The Argentina Independent, by John Rodiño

For this installment of BA Lives, John Rodiño of The Argentina Independent spoke with Linda Neilson, the Scottish owner of Galeria Mar Dulce – one of the newest art galleries in Palermo Soho.

Before coming to Buenos Aires, Linda received her Master’s degree in Cultural Policy at the University of Warwick in England. After working as a cultural development officer for the Scottish government, Linda moved to Valencia, Spain to try to establish herself as an art professional. In 2006, Linda and her husband, Ral Veroni – an Argentine artist – decided to move to Buenos Aires. She has been managing Galeria Mar Dulce since its opening in summer 2010.

How did you like living in Valencia?
It’s a beautiful city, but my husband and I find it very protectionist there. It was a really lovely place to go and to live, but for long term prospects… I was teaching English there, which is fine, but it’s not my profession. So we moved over here four years ago.

Do you like it?
Yeah, I love it here. I really love it.

How does the art scene in Buenos Aires compare to Scotland’s?
It’s very different. In Britain the arts receive a lot of help from the local authorities. I was a local authority arts officer in Glasgow for a number of years. Most of the art organizations receive 80 percent of the running costs from sponsorship from the local authorities and the arts councils. But it was very interesting: when I moved here I found out that the arts organizations get no funding from the state. It’s really just up to the art galleries. But still there really is a vibrant scene. There’s a lot going on and there’s a lot of energy.
I really enjoy the sense of community here. If you have an exhibition and you don’t have any money, perhaps someone will help you framing your work, someone will do your catalogue, someone will come and take photos of the exhibition for you. You manage everything among your friends and that’s how things happen. After opening up this gallery I’ve found that other galleries have been my supporters, although technically they’re my competition. They told me where to find the lighting, told me where to find the lettering for the windows.

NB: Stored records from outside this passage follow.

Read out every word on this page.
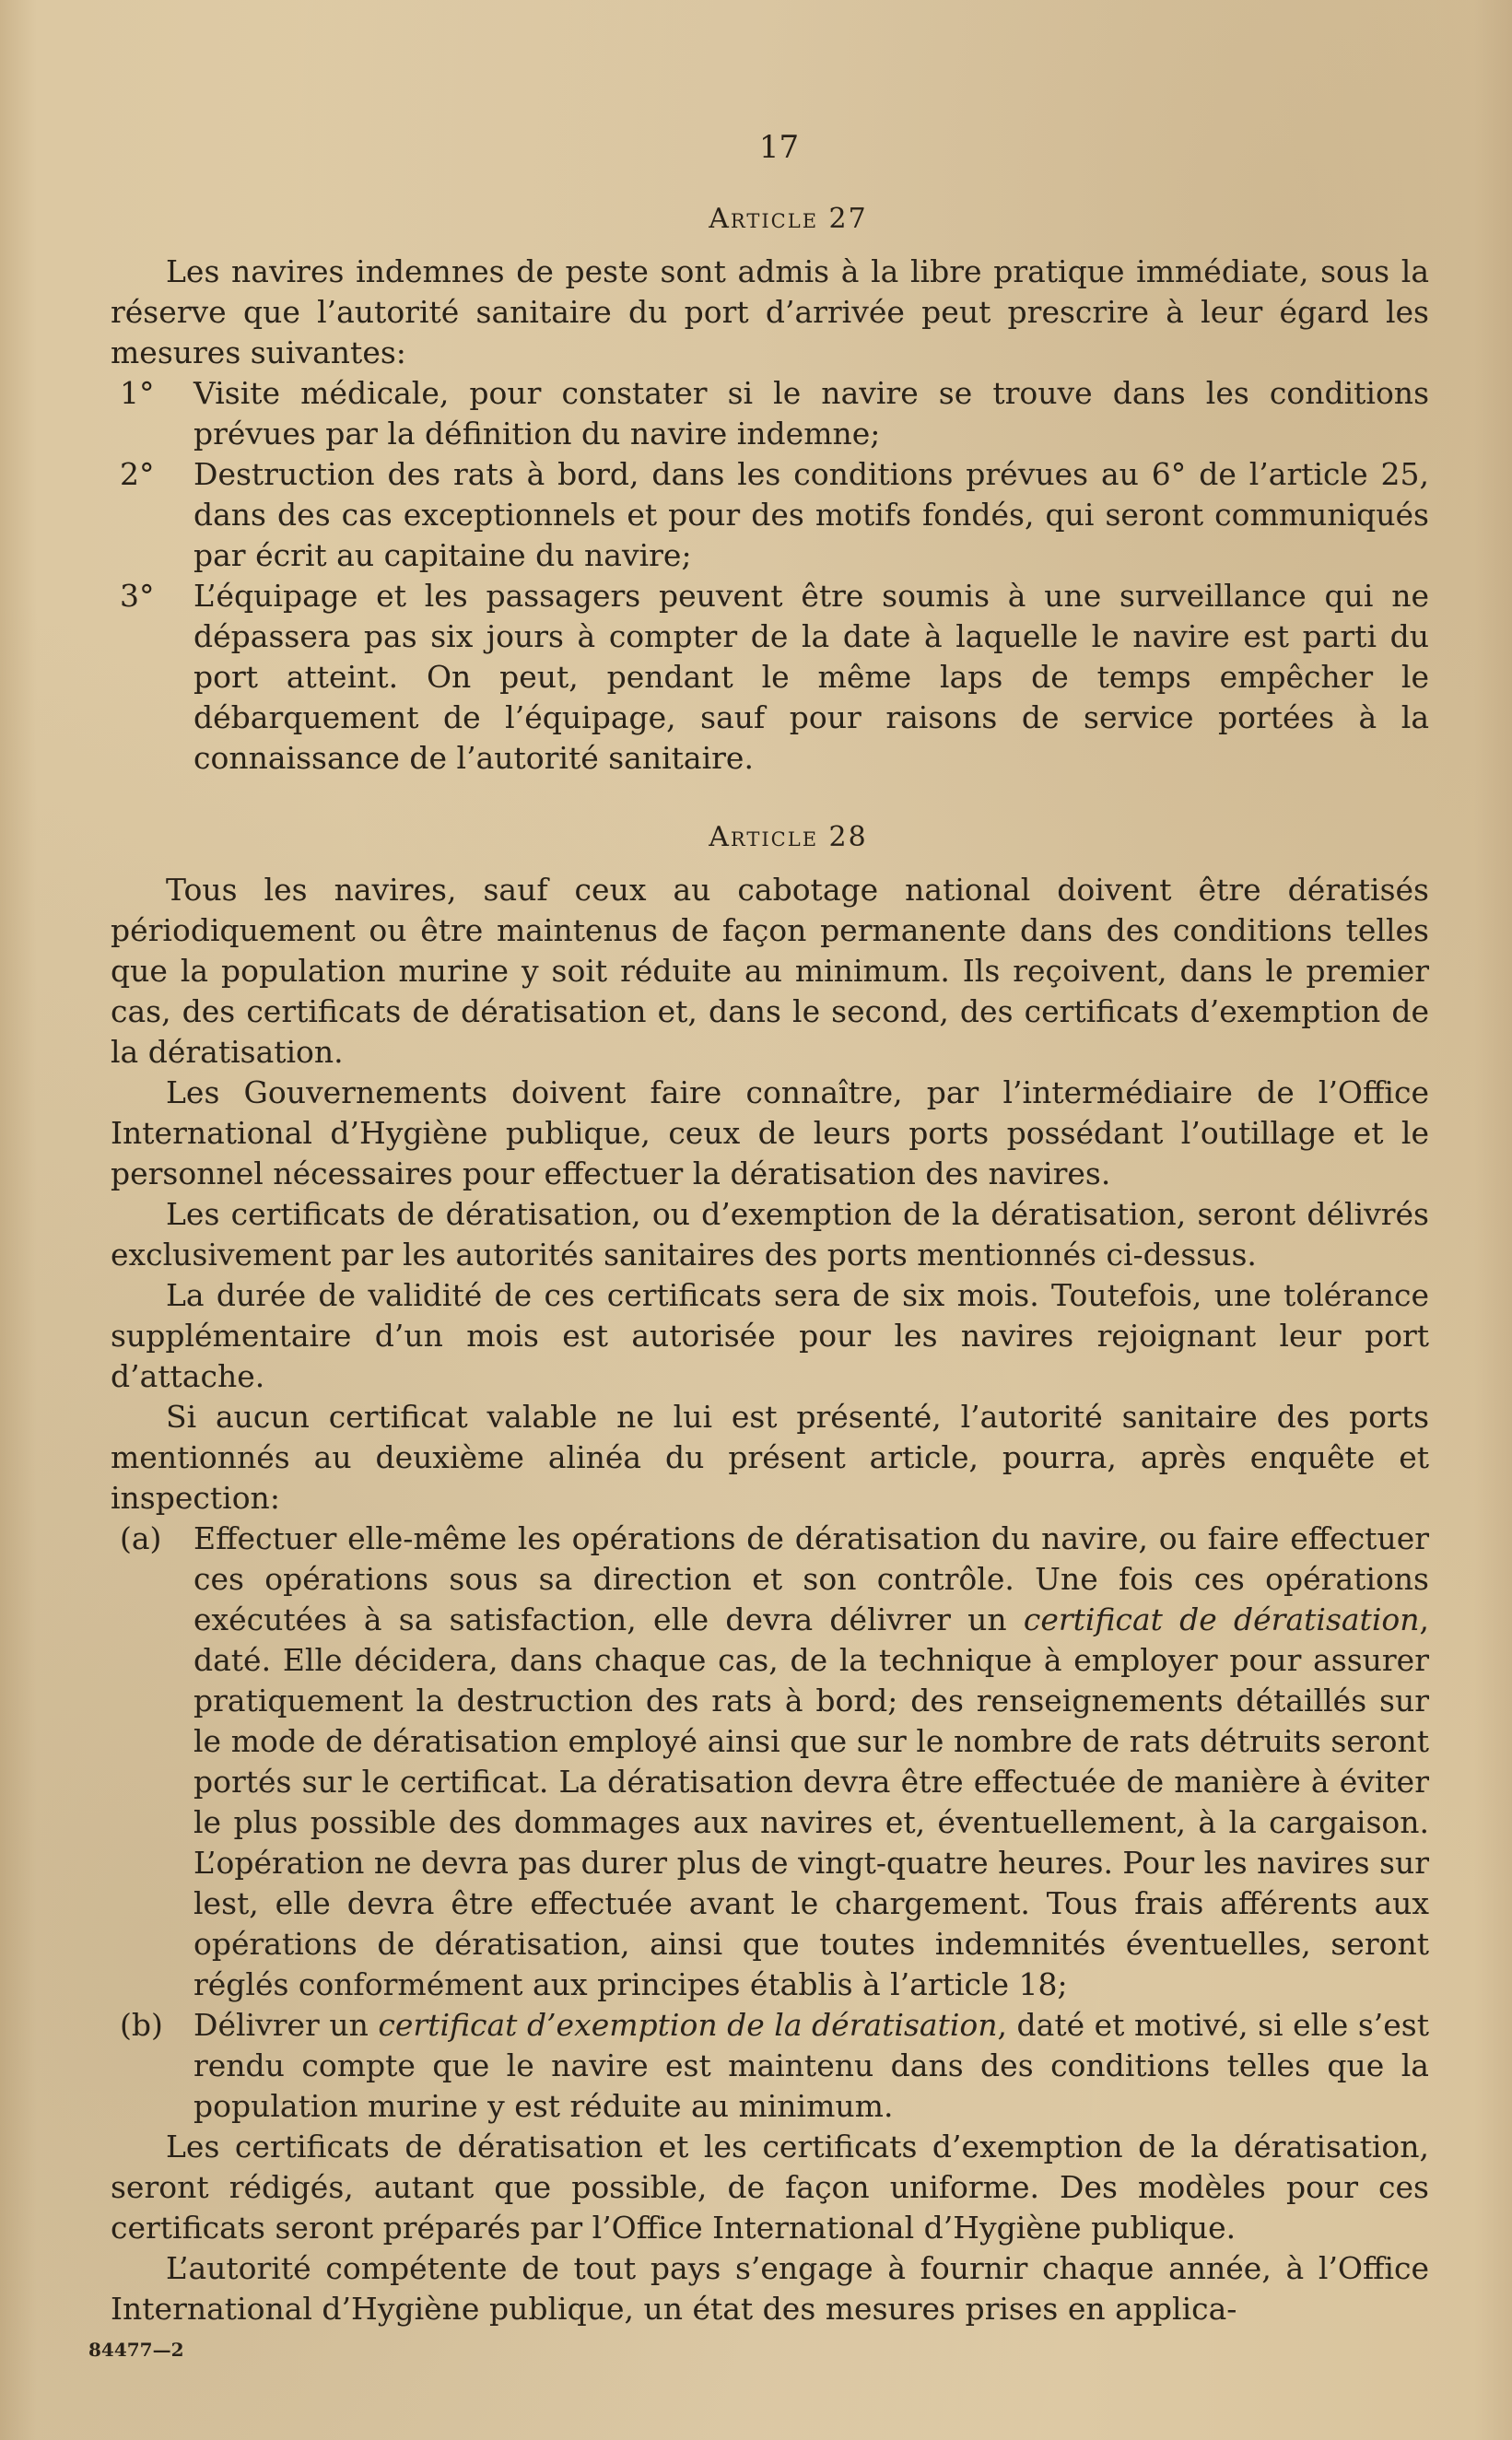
17
Article 27

Les navires indemnes de peste sont admis à la libre pratique immédiate, sous la réserve que l’autorité sanitaire du port d’arrivée peut prescrire à leur égard les mesures suivantes:

1°	Visite médicale, pour constater si le navire se trouve dans les conditions prévues par la définition du navire indemne;

2°	Destruction des rats à bord, dans les conditions prévues au 6° de l’article 25, dans des cas exceptionnels et pour des motifs fondés, qui seront communiqués par écrit au capitaine du navire;

3°	L’équipage et les passagers peuvent être soumis à une surveillance qui ne dépassera pas six jours à compter de la date à laquelle le navire est parti du port atteint. On peut, pendant le même laps de temps empêcher le débarquement de l’équipage, sauf pour raisons de service portées à la connaissance de l’autorité sanitaire.

Article 28

Tous les navires, sauf ceux au cabotage national doivent être dératisés périodiquement ou être maintenus de façon permanente dans des conditions telles que la population murine y soit réduite au minimum. Ils reçoivent, dans le premier cas, des certificats de dératisation et, dans le second, des certificats d’exemption de la dératisation.

Les Gouvernements doivent faire connaître, par l’intermédiaire de l’Office International d’Hygiène publique, ceux de leurs ports possédant l’outillage et le personnel nécessaires pour effectuer la dératisation des navires.

Les certificats de dératisation, ou d’exemption de la dératisation, seront délivrés exclusivement par les autorités sanitaires des ports mentionnés ci-dessus.

La durée de validité de ces certificats sera de six mois. Toutefois, une tolérance supplémentaire d’un mois est autorisée pour les navires rejoignant leur port d’attache.

Si aucun certificat valable ne lui est présenté, l’autorité sanitaire des ports mentionnés au deuxième alinéa du présent article, pourra, après enquête et inspection:

(a)	Effectuer elle-même les opérations de dératisation du navire, ou faire effectuer ces opérations sous sa direction et son contrôle. Une fois ces opérations exécutées à sa satisfaction, elle devra délivrer un certificat de dératisation, daté. Elle décidera, dans chaque cas, de la technique à employer pour assurer pratiquement la destruction des rats à bord; des renseignements détaillés sur le mode de dératisation employé ainsi que sur le nombre de rats détruits seront portés sur le certificat. La dératisation devra être effectuée de manière à éviter le plus possible des dommages aux navires et, éventuellement, à la cargaison. L’opération ne devra pas durer plus de vingt-quatre heures. Pour les navires sur lest, elle devra être effectuée avant le chargement. Tous frais afférents aux opérations de dératisation, ainsi que toutes indemnités éventuelles, seront réglés conformément aux principes établis à l’article 18;

(b)	Délivrer un certificat d’exemption de la dératisation, daté et motivé, si elle s’est rendu compte que le navire est maintenu dans des conditions telles que la population murine y est réduite au minimum.

Les certificats de dératisation et les certificats d’exemption de la dératisation, seront rédigés, autant que possible, de façon uniforme. Des modèles pour ces certificats seront préparés par l’Office International d’Hygiène publique.

L’autorité compétente de tout pays s’engage à fournir chaque année, à l’Office International d’Hygiène publique, un état des mesures prises en applica-

84477—2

What is the story behind the opening of your gallery, Galeria Mar Dulce?
I was working for a photography gallery, and that was a great experience. But the owner shut that down in December for personal reasons. And at the time I had a six-month-old baby, and I was thinking: “What are we going to do now?” It was just not the time you want to lose your job.
But our friends, Alfonso and Lilian – the owners of this place – came up with this ‘romantic idea’ of opening up a gallery. It coincided with the loss of my photography job. They invited my husband and me to open up a space here. It may not be the best time to start a new venture when you’ve got a six-month old baby, but it was one of those opportunities that was too good to say no to.

How did you come up with the name ‘Galeria Mar Dulce’?
On one of my trips to Colonia – I grew up in a small town so to go from a big city to wide open spaces like in Colonia is fantastic – a friend told me that Rio La Plata used to be called Mar Dulce – ‘sweet sea’. And that sort of stuck with me and gave me this idea of working with artists on both sides of the river and displaying their art here.

I read on your website that you studied art. Do you still draw now?
I tried to draw when I was pregnant, but I hadn’t drawn in so long that the drawings were really awful. And I sort of gave up. For some reason, this urge to draw and create left me. To be an artist you have to have the urge. I get a lot more satisfaction from organizing exhibitions. That shift really took place when I went from art school to working on my masters in cultural policy, where I learned I really loved the organizational aspect of art.

You have a family now. Could you tell us more about them?
My husband works as a full-time artist. Well, and father. We look after our daughter between the two of us. So when she’s not with me, she’s with him.

How old is she?
She’s 14 months old.

Has she taken to drawing yet?
Not yet, but she likes to draw all over the walls from time to time. My husband and I like to think that she’ll become something completely different from us, like an accountant or something. But, no, we can already tell that won’t be the case.

Galeria Mar Dulce is located at Uriarte 1490 in Palermo Soho and is open Mondays to Fridays from 3pm to 8pm and Saturdays from 11am to 2pm and 3pm to 8pm.